Después de esto, sólo le quedó a Flush un deseo: salir de Londres, partir de Inglaterra para siempre. No se consideró feliz hasta encontrarse a bordo del vapor que cruzaba el Canal hasta Francia. Resultó un viaje molesto. La travesía duró ocho horas. Mientras el vapor se bamboleaba sobre las olas, Flush se sintió invadido por un tumulto de recuerdos revueltos: señoras con terciopelo de color púrpura, individuos andrajosos con sacos, Regent’s Park, la reina Victoria pasando con su escolta, la verdura del césped inglés y la ranciedad de los pavimentos ingleses… Todo esto le pasó por la mente mientras yacía en cubierta; y, al levantar la vista, distinguió a un hombre alto y de severo aspecto acodado a la barandilla.
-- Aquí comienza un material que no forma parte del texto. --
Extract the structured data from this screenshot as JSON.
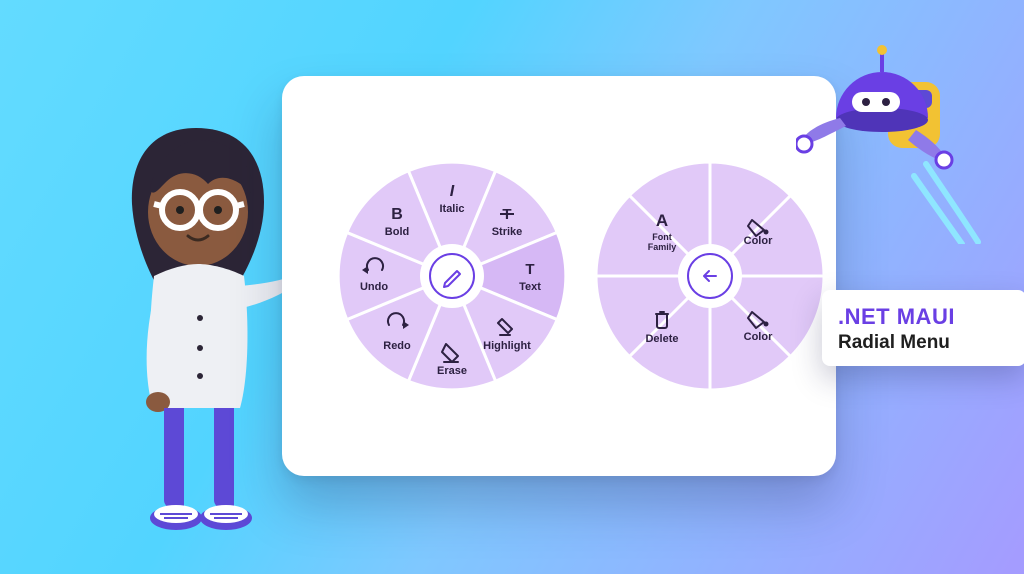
{
  "colors": {
    "accent": "#6a3fe4",
    "slice": "#e1c9f8",
    "ink": "#2d2142"
  },
  "callout": {
    "line1": ".NET MAUI",
    "line2": "Radial Menu"
  },
  "left_menu": {
    "center_icon": "pencil-icon",
    "items": [
      {
        "label": "Italic",
        "icon": "italic-icon"
      },
      {
        "label": "Strike",
        "icon": "strike-icon"
      },
      {
        "label": "Text",
        "icon": "text-icon"
      },
      {
        "label": "Highlight",
        "icon": "highlight-icon"
      },
      {
        "label": "Erase",
        "icon": "erase-icon"
      },
      {
        "label": "Redo",
        "icon": "redo-icon"
      },
      {
        "label": "Undo",
        "icon": "undo-icon"
      },
      {
        "label": "Bold",
        "icon": "bold-icon"
      }
    ]
  },
  "right_menu": {
    "center_icon": "back-arrow-icon",
    "items": [
      {
        "label": "Font Family",
        "icon": "font-icon"
      },
      {
        "label": "Color",
        "icon": "paint-bucket-icon"
      },
      {
        "label": "Color",
        "icon": "paint-bucket-icon"
      },
      {
        "label": "Delete",
        "icon": "trash-icon"
      }
    ]
  }
}
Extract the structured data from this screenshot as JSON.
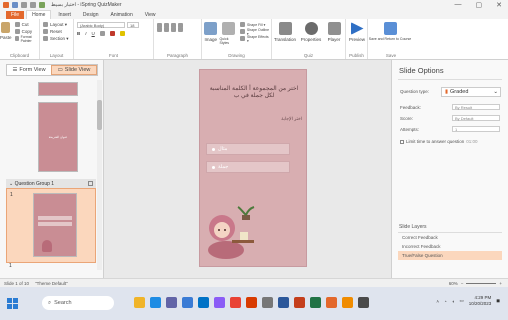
{
  "window": {
    "title": "اختبار بسيط - iSpring QuizMaker",
    "controls": {
      "minimize": "—",
      "maximize": "▢",
      "close": "✕"
    }
  },
  "ribbon": {
    "tabs": [
      {
        "label": "File",
        "kind": "file"
      },
      {
        "label": "Home",
        "kind": "active"
      },
      {
        "label": "Insert",
        "kind": ""
      },
      {
        "label": "Design",
        "kind": ""
      },
      {
        "label": "Animation",
        "kind": ""
      },
      {
        "label": "View",
        "kind": ""
      }
    ],
    "clipboard": {
      "paste": "Paste",
      "cut": "Cut",
      "copy": "Copy",
      "format_painter": "Format Painter",
      "label": "Clipboard"
    },
    "layout": {
      "layout_btn": "Layout ▾",
      "reset": "Reset",
      "section": "Section ▾",
      "label": "Layout"
    },
    "font": {
      "font_name": "(Arabic Body)",
      "font_size": "18",
      "bold": "B",
      "italic": "I",
      "underline": "U",
      "label": "Font"
    },
    "paragraph": {
      "label": "Paragraph"
    },
    "drawing": {
      "image": "Image",
      "quick_styles": "Quick Styles",
      "shape_fill": "Shape Fill ▾",
      "shape_outline": "Shape Outline ▾",
      "shape_effects": "Shape Effects ▾",
      "label": "Drawing"
    },
    "quiz": {
      "translation": "Translation",
      "properties": "Properties",
      "player": "Player",
      "label": "Quiz"
    },
    "publish": {
      "preview": "Preview",
      "label": "Publish"
    },
    "save": {
      "save_close": "Save and Return to Course",
      "label": "Save"
    }
  },
  "left_panel": {
    "form_view": "Form View",
    "slide_view": "Slide View",
    "slide_title": "عنوان الشريحة",
    "question_group": "Question Group 1",
    "slide_number": "1",
    "bottom_group": "1"
  },
  "slide": {
    "question": "اختر من المجموعة أ الكلمة المناسبة لكل جملة في ب",
    "select_label": "اختر الإجابة",
    "choices": [
      "مثال",
      "جملة"
    ]
  },
  "right_panel": {
    "title": "Slide Options",
    "question_type_label": "Question type:",
    "question_type_value": "Graded",
    "feedback_label": "Feedback:",
    "feedback_value": "By Result",
    "score_label": "Score:",
    "score_value": "By Default",
    "attempts_label": "Attempts:",
    "attempts_value": "1",
    "time_limit_label": "Limit time to answer question",
    "time_limit_value": "01:00",
    "slide_layers_label": "Slide Layers",
    "layers": [
      {
        "label": "Correct Feedback",
        "selected": false
      },
      {
        "label": "Incorrect Feedback",
        "selected": false
      },
      {
        "label": "True/False Question",
        "selected": true
      }
    ]
  },
  "statusbar": {
    "slide_info": "Slide 1 of 10",
    "theme": "\"Theme Default\"",
    "zoom": "60%"
  },
  "taskbar": {
    "search_placeholder": "Search",
    "time": "4:29 PM",
    "date": "10/20/2023",
    "apps": [
      "file-explorer",
      "edge",
      "teams",
      "store",
      "mail",
      "photos",
      "chrome",
      "office",
      "settings",
      "word",
      "powerpoint",
      "excel",
      "quizmaker",
      "vlc",
      "calculator"
    ]
  },
  "colors": {
    "accent": "#e3682c",
    "selection": "#fbd7bd",
    "slide_bg": "#d8aeb1",
    "choice_bg": "#e4c6c8"
  }
}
«¡Míster Carlyle!», oyó exclamar a mistress Browning y en ese instante —recuérdese que la travesía fue muy mala— se acabó de marear Flush. Acudieron marineros con baldes y lampazos, «… y echaron de allí al pobre perro. Pues la cubierta del vapor era aún inglesa; los perros no deben marearse en cubierta. Éste fue su último saludo a las playas de su isla natal».